Thirty Years In, Coleman Associates Is Still Leading the Fight Against Healthcare Burnout

When Melissa Stratman first encountered Coleman Associates, she didn't expect it would change the trajectory of her career. She was working in a community health center at the time and assumed the consulting group had been brought in to deliver superficial advice. Instead, she found practical tools, frontline expertise, and a philosophy that resonated with her own belief: real healthcare transformation starts on the ground and is always focused on the end-user.
Today, as owner and CEO of Coleman Associates, she leads the organization into its fourth decade of helping clinics improve care through systems thinking, data, and hands-on coaching.
Founded more than 30 years ago, Coleman has quietly become one of the most influential names in primary care redesign. From rural and indigenous clinics to urban community health centers, the group is known for embedding with staff, observing real workflows, and implementing operational changes that reduce bottlenecks and increase patient access.
It's not about high-level memos or top-down mandates. Coleman trains medical assistants, front-desk staff, nurses, clinicians, and administrators in how to redesign the day-to-day, how to plan ahead for patient needs, improve team communication, and manage change in a way that sticks.
One of the most urgent challenges Stratman and her team see today is burnout. But rather than framing it as a staffing crisis, they describe it as a systemic failure rooted in workflow inefficiencies, poor support structures, and underskilled management, resulting in moral injury.
Physicians and other caregivers aren't just tired. They're caught in impossible trade-offs, having to choose between clinical obligations and their personal lives, between staying late to help a patient in need or leaving in time to attend their child's track meet. For a growing number of clinicians, especially younger ones and working parents, that tension is no longer sustainable.
Burnout is estimated to cost the US healthcare system approximately $4.6 billion each year, primarily due to physician turnover and reductions in work hours. Actually, for every physician who leaves the profession because of burnout, the associated cost to the organization can range from $500k to over $1 million, depending on the medical specialty. One unmeasurable cost caused by clinician loss trickles down to a reduced continuity for patients and their families, and a higher likelihood that their care will fall through the cracks.
In Stratman's view, the evolution of burnout has been slow but steady. A decade and a half ago, very few clinic leaders expressed concern about their doctors' well-being. Over time, that began to shift. West Coast practices were among the first to acknowledge that physicians wanted more balance, not just more pay. Since then, the issue has accelerated, influenced by generational expectations, the impact of the pandemic, and the changing demographics of the healthcare workforce. Practices are now focusing on quality-of-life metrics for clinical staff, an idea that would have seemed radical not long ago.
At the same time, clinics are grappling with role-based territoriality, resistance to change, and a growing disconnect between policy and practice. Stratman believes one of the ways to alleviate pressure is to re-examine the definition of who provides care. In some cases, nurses or nurse practitioners with appropriate training are well-positioned to perform certain tasks or procedures. Especially in areas where specialist access is limited, these expanded models of care can help improve outcomes and reduce delays.

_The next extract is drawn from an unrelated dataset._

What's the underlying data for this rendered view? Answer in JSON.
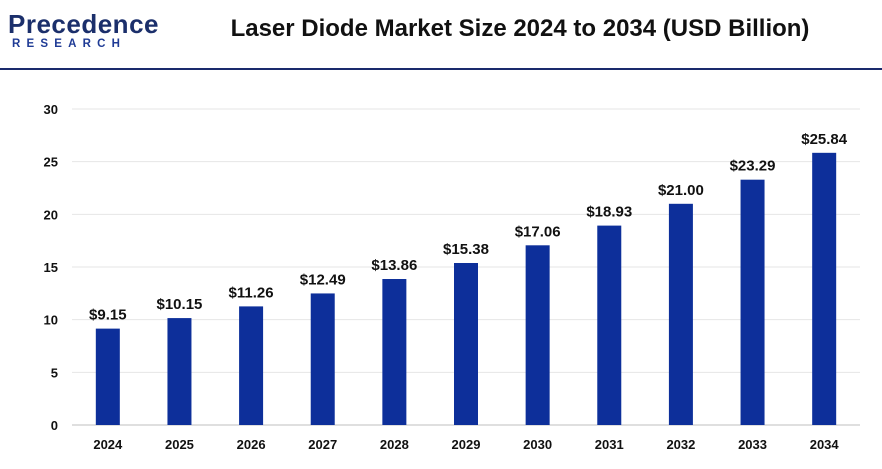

Coleman's approach is rooted in lived experience. Its team members have all worked on the front lines and understand the constraints clinics face. Their model focuses on building trust, aligning teams, and helping organizations disaggregate data to reveal blind spots. For example, they might assess whether a specific communication method works equally well across different patient populations or adjust patient outreach to reduce no-shows and increase throughput. They also endorse planning meetings that leverage technology and flag patient-specific issues in advance, enabling teams to provide more holistic, coordinated care.
These small but powerful interventions are what Coleman has built its reputation on. Over the years, the company has introduced industry-shaping tools, including its Performance Dashboard, Rapid DPI™, the Tactical Nurse™ program, and the High Impact Management Program™. But at the core of its success is something simpler: an unwavering belief in the people delivering care and the systems that either support or fail them.
After three decades of service and innovation, Coleman Associates remains focused on what matters most—making healthcare work better for those who need it and for those who provide it. In an era where clinical staff retention is a growing concern, their mission feels more urgent than ever.